陆亚思拍着胸脯点头:“阿姨交给我,你把心放肚子里。安心考察,争取早点儿回来。”
乔煜笑了:“嗯,开车吧!”
在陆亚思满怀歉疚和不安的目光中,乔煜拉着箱子头也不回地走进了高铁站。
陆亚思开车准备走的时候,无意间从后视镜里瞥见后方停着一台黑色宾利,车牌尾号0101。因为不止一次听乔煜聊起过这台车,所以陆亚思特别有印象。
这不是那个墨谦吗?他怎么会来?
初心
墨谦也不知道为什么会来,没有带林蓝,也没有叫司机,等他反应过来的时候,他已经自己开着车到了高铁站。

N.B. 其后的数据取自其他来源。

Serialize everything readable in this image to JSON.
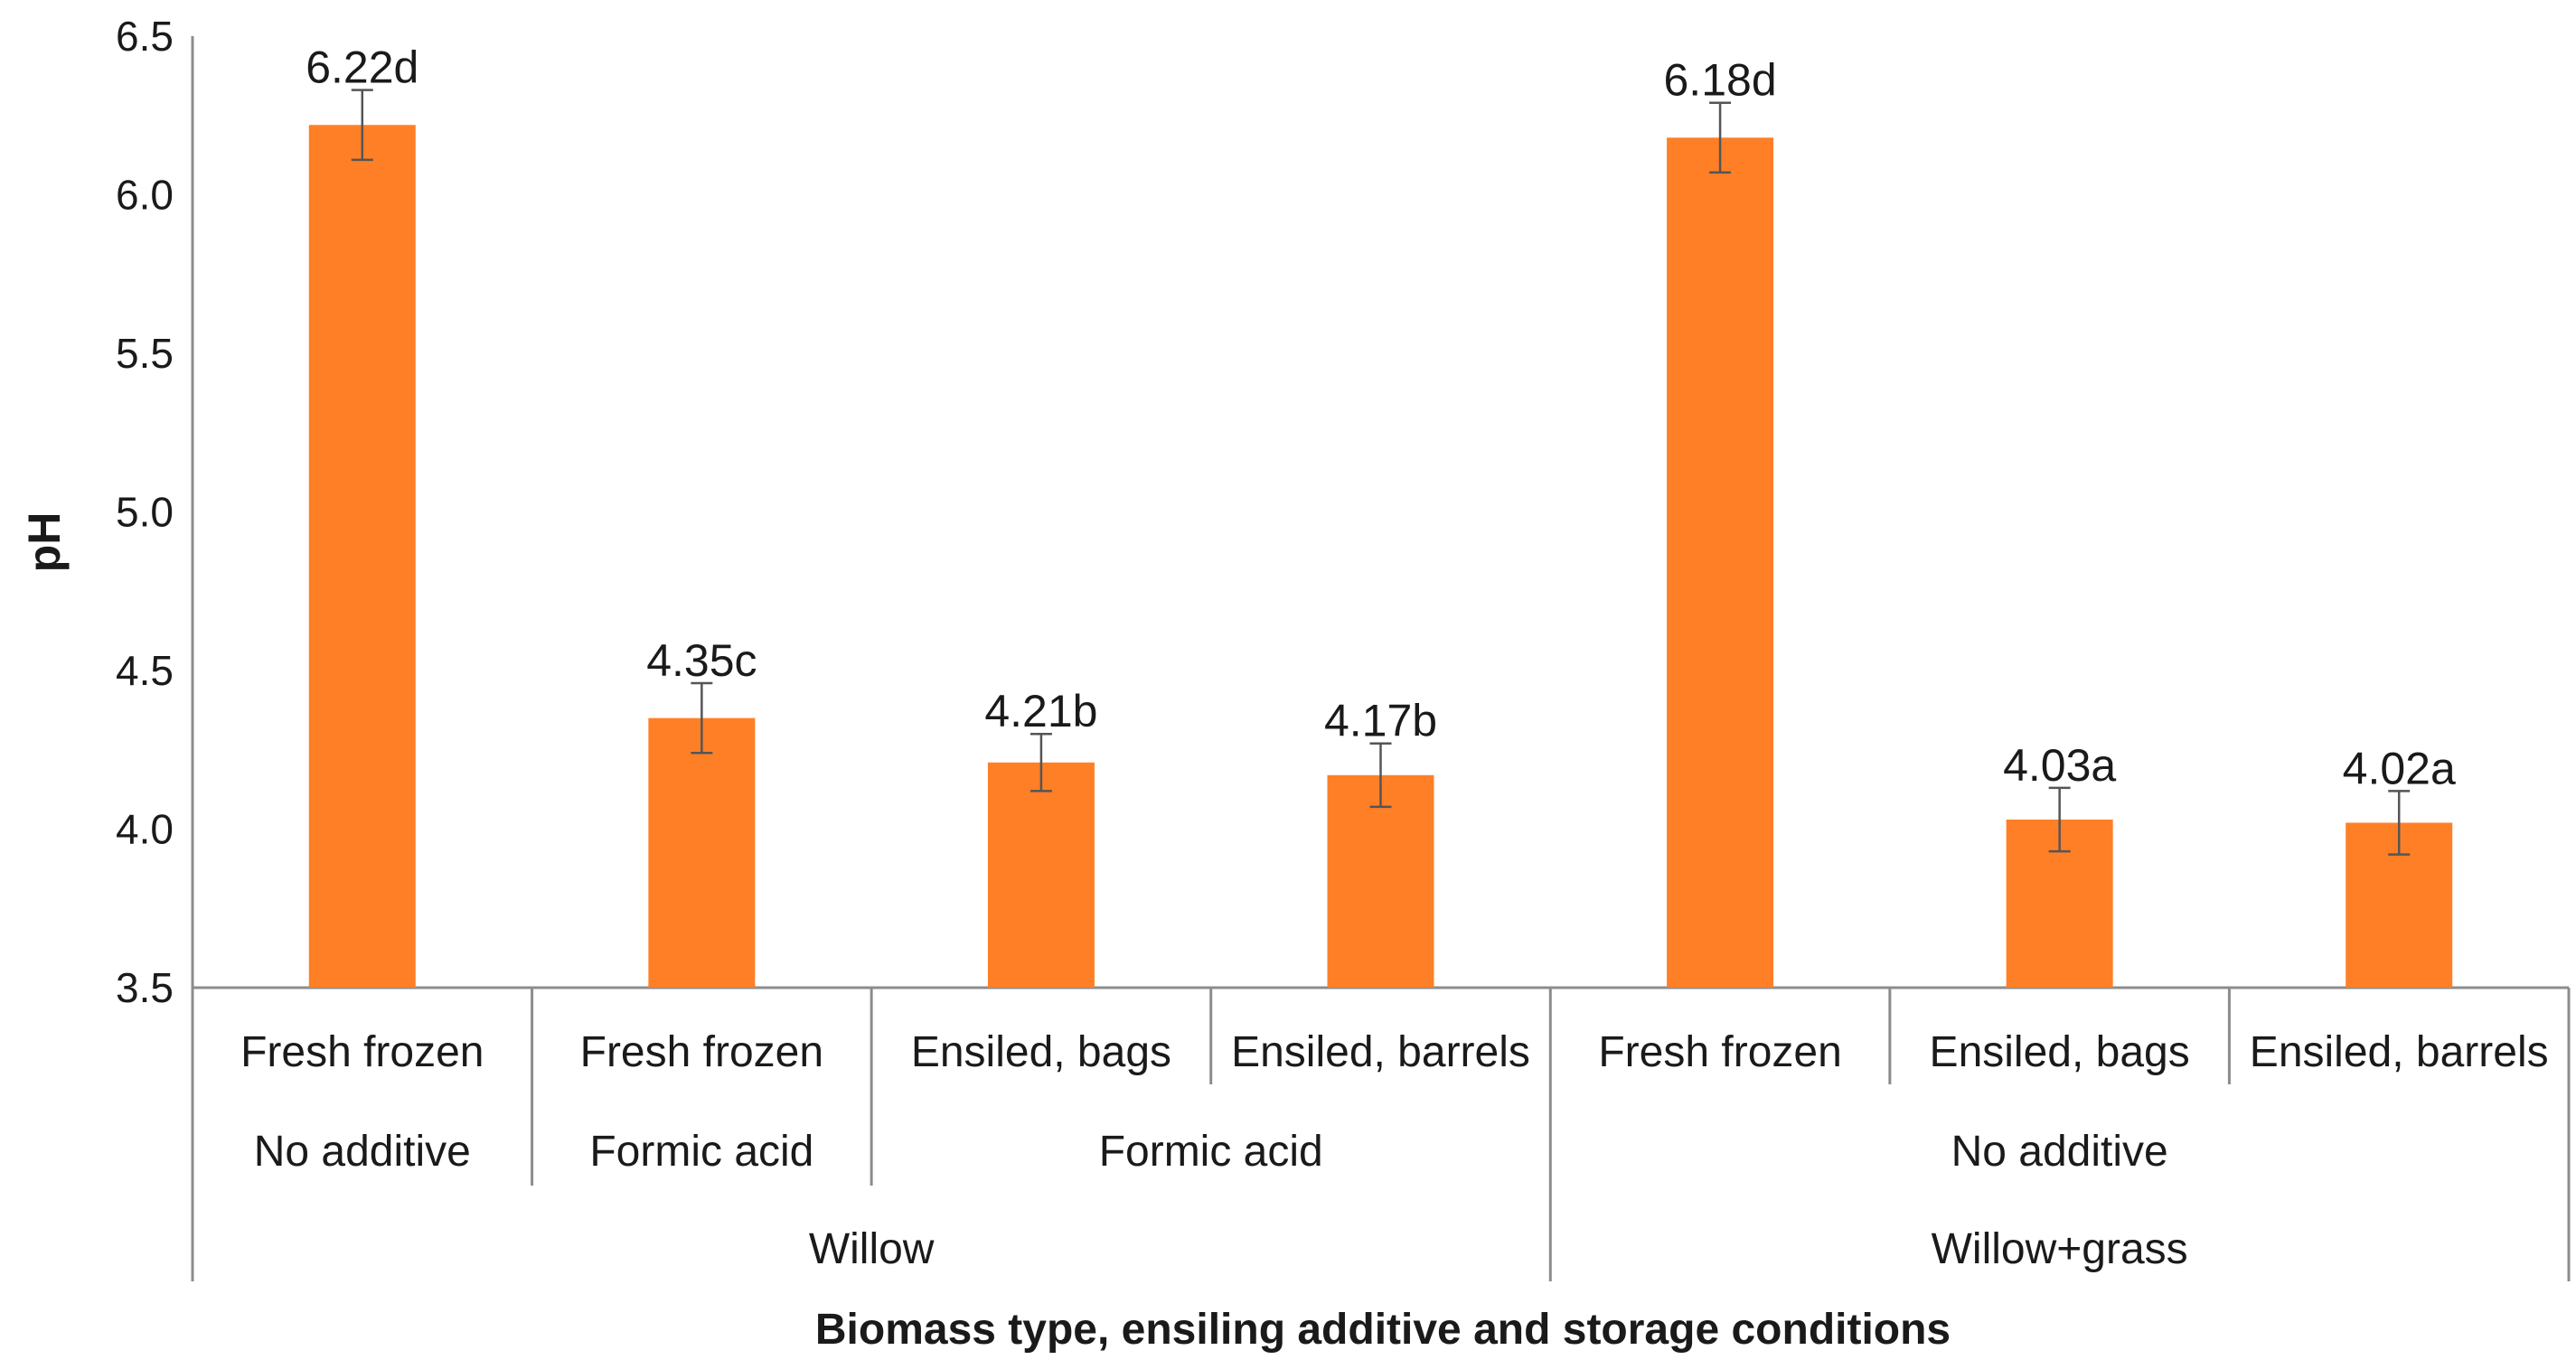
{
  "chart_data": {
    "type": "bar",
    "ylabel": "pH",
    "xlabel": "Biomass type, ensiling additive and storage conditions",
    "ylim": [
      3.5,
      6.5
    ],
    "yticks": [
      "3.5",
      "4.0",
      "4.5",
      "5.0",
      "5.5",
      "6.0",
      "6.5"
    ],
    "bar_color": "#FF7F27",
    "grid": false,
    "categories": [
      "Fresh frozen",
      "Fresh frozen",
      "Ensiled, bags",
      "Ensiled, barrels",
      "Fresh frozen",
      "Ensiled, bags",
      "Ensiled, barrels"
    ],
    "values": [
      6.22,
      4.35,
      4.21,
      4.17,
      6.18,
      4.03,
      4.02
    ],
    "error": [
      0.11,
      0.11,
      0.09,
      0.1,
      0.11,
      0.1,
      0.1
    ],
    "data_labels": [
      "6.22d",
      "4.35c",
      "4.21b",
      "4.17b",
      "6.18d",
      "4.03a",
      "4.02a"
    ],
    "additive_groups": [
      {
        "label": "No additive",
        "span": 1
      },
      {
        "label": "Formic acid",
        "span": 1
      },
      {
        "label": "Formic acid",
        "span": 2
      },
      {
        "label": "No additive",
        "span": 3
      }
    ],
    "biomass_groups": [
      {
        "label": "Willow",
        "span": 4
      },
      {
        "label": "Willow+grass",
        "span": 3
      }
    ]
  }
}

墨谦在高铁站等了一个多小时,看到乔煜下车的那一瞬间,他的手握在了门把上,但最终还是缓缓松开了。
他坐在车里,目光一直追随着乔煜的身影,从她下车,拿行李,跟车上的人拥抱告别,最后拉着她的黑皮箱,头也不回地进了安检口。
整个过程中,墨谦有无数次下车拦住她的冲动,最终还是忍住了。
看着她走的滋味很不好受,就好像有一件很重要的东西,明明就在触手可及的地方,他却不敢伸手去抓住,只能眼睁睁地看着她越走越远,最后消失在自己的视线里。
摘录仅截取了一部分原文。